## Trigonometry (11th Edition) Clone

The solution set is $$\{60^\circ,180^\circ,300^\circ\}$$
$$\cos\theta+1=2\sin^2\theta$$ over the interval $[0^\circ,360^\circ)$ Here we have both cosine and sine functions. It is necessary then to change either cosine or sine to the other so that we can solve the equation.
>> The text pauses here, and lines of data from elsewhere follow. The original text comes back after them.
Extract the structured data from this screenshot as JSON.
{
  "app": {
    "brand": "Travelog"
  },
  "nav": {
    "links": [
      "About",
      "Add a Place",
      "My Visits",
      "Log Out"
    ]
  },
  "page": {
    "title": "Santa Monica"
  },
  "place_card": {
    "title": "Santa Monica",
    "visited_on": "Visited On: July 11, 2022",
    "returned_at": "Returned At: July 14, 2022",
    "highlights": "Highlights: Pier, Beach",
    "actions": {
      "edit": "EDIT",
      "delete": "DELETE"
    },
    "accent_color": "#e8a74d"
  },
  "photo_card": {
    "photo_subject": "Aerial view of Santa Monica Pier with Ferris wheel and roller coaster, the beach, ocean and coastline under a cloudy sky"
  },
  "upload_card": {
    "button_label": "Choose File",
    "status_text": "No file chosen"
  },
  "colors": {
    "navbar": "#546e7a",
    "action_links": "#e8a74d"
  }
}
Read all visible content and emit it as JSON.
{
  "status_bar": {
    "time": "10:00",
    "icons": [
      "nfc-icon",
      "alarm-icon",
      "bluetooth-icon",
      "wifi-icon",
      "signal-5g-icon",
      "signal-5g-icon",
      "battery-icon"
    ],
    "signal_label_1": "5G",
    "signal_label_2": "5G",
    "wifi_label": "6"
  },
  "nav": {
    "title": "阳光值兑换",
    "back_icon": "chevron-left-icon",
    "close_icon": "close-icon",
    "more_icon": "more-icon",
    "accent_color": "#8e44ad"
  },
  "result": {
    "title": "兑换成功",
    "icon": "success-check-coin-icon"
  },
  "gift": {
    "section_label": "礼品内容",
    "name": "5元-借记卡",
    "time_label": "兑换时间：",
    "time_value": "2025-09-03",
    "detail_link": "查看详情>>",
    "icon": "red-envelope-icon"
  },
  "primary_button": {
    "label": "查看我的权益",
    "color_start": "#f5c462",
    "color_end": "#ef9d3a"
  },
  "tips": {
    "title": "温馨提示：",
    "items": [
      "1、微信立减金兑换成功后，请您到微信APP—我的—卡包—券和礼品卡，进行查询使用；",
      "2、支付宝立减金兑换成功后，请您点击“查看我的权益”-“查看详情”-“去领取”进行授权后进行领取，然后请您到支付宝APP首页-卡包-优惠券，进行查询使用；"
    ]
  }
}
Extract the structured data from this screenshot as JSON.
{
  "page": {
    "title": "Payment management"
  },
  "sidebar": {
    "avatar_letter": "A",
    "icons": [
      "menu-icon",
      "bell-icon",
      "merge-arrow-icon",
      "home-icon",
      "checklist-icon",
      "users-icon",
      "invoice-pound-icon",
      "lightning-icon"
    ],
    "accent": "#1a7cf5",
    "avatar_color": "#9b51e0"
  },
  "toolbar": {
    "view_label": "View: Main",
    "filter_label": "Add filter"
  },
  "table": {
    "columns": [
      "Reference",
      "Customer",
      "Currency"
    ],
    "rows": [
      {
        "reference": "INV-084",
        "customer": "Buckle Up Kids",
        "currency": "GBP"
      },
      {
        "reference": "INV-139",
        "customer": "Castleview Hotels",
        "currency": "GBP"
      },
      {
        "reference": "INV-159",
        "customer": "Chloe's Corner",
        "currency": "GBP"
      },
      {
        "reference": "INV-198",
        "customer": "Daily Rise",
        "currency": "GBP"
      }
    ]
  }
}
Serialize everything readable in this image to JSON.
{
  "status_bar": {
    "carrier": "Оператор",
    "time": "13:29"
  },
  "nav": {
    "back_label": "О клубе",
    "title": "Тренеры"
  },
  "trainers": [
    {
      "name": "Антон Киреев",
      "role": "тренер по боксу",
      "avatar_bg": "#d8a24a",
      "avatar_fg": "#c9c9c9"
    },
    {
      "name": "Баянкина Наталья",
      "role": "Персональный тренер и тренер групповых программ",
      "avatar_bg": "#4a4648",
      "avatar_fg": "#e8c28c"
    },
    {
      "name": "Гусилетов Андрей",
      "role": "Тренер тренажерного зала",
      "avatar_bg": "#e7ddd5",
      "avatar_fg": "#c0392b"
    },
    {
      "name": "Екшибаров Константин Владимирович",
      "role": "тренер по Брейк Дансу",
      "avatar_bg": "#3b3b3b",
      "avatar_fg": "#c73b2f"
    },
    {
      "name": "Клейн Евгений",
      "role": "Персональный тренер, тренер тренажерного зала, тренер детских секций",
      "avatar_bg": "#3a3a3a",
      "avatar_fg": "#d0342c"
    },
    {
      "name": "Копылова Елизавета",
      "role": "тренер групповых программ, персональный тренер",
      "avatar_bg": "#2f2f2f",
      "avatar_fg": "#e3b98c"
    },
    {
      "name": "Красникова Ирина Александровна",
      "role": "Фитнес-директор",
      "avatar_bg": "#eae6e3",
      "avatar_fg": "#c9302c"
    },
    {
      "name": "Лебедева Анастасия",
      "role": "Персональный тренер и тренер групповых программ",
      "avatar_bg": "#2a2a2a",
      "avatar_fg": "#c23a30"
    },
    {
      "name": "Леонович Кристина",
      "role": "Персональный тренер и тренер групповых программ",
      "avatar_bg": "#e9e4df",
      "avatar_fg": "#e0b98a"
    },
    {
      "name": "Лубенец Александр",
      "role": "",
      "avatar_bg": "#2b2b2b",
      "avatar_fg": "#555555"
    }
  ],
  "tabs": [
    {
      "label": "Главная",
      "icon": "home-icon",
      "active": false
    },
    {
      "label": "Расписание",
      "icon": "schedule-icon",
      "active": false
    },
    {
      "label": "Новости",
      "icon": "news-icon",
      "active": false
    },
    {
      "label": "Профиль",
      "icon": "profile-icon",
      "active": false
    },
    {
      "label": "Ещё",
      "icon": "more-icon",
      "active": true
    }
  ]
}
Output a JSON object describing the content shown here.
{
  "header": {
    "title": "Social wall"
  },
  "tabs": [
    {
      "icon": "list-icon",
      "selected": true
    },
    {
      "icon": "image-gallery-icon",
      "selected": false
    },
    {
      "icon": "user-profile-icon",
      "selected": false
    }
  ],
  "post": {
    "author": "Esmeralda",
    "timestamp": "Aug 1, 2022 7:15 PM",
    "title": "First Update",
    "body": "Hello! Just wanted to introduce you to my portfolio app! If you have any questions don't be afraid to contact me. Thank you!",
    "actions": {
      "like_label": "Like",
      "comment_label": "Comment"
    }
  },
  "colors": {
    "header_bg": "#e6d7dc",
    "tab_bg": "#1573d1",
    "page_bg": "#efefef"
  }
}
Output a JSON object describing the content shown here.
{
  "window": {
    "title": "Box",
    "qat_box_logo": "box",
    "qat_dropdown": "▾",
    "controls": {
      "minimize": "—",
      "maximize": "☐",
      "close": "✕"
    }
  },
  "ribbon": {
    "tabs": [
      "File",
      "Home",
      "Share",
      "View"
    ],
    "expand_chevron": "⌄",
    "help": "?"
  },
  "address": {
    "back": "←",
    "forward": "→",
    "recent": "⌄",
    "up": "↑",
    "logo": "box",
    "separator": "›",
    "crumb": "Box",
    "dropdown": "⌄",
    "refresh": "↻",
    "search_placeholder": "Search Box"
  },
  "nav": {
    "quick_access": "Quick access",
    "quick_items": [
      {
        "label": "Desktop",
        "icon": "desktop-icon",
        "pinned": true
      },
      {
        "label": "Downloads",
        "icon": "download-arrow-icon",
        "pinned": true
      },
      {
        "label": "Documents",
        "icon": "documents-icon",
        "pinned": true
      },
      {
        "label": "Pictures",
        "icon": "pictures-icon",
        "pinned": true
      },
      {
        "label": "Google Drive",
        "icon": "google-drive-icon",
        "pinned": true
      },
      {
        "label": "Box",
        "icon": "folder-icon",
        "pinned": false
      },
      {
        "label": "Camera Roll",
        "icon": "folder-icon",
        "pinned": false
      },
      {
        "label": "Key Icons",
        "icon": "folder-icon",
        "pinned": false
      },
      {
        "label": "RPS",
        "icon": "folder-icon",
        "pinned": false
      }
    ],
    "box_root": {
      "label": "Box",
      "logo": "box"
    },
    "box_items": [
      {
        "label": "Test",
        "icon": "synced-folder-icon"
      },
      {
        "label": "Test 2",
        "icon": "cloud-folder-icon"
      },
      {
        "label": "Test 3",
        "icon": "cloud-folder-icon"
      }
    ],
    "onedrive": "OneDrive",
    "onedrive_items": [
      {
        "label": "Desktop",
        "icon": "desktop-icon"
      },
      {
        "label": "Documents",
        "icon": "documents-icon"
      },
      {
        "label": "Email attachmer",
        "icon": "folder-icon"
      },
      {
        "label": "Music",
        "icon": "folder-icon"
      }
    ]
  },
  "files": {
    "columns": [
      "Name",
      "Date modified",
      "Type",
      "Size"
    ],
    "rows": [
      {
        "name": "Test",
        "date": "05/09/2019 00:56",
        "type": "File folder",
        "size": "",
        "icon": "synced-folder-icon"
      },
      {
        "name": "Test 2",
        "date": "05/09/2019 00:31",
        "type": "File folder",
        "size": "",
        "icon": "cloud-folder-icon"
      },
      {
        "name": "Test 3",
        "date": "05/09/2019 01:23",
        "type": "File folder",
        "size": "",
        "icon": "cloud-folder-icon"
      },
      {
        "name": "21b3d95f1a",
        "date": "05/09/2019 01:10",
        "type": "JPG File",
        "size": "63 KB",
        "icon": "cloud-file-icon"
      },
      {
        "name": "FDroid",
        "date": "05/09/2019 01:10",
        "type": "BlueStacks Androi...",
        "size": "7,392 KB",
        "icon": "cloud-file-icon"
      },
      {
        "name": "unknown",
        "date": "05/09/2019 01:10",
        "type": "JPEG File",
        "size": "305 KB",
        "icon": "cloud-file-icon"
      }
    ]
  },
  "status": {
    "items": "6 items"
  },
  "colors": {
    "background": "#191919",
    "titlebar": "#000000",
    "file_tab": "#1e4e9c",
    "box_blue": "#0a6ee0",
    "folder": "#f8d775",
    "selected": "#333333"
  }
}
Recall the identity: $\sin^2\theta=1-\cos^2\theta$ and replace it into the equation: $$\cos\theta+1=2(1-\cos^2\theta)$$ $$\cos\theta+1=2-2\cos^2\theta$$ $$2\cos^2\theta+\cos\theta-1=0$$ $$(2\cos^2\theta+2\cos\theta)+(-\cos\theta-1)=0$$ $$2\cos\theta(\cos\theta+1)-(\cos\theta+1)=0$$ $$(\cos\theta+1)(2\cos\theta-1)=0$$ $$\cos\theta=-1\hspace{1cm}\text{or}\hspace{1cm}\cos\theta=\frac{1}{2}$$ 1) $\cos\theta=-1$: there is one value of $\theta$ with which $\cos\theta=-1$ over the interval $[0^\circ,360^\circ)$, which is $\{180^\circ\}$ 2) $\cos\theta=\frac{1}{2}$: there are two values of $\theta$ with which $\cos\theta=\frac{1}{2}$ over the interval $[0^\circ,360^\circ)$, which are $\{60^\circ,300^\circ\}$ Combining two cases, $$\theta=\{60^\circ,180^\circ,300^\circ\}$$ This is the solution set of the problem.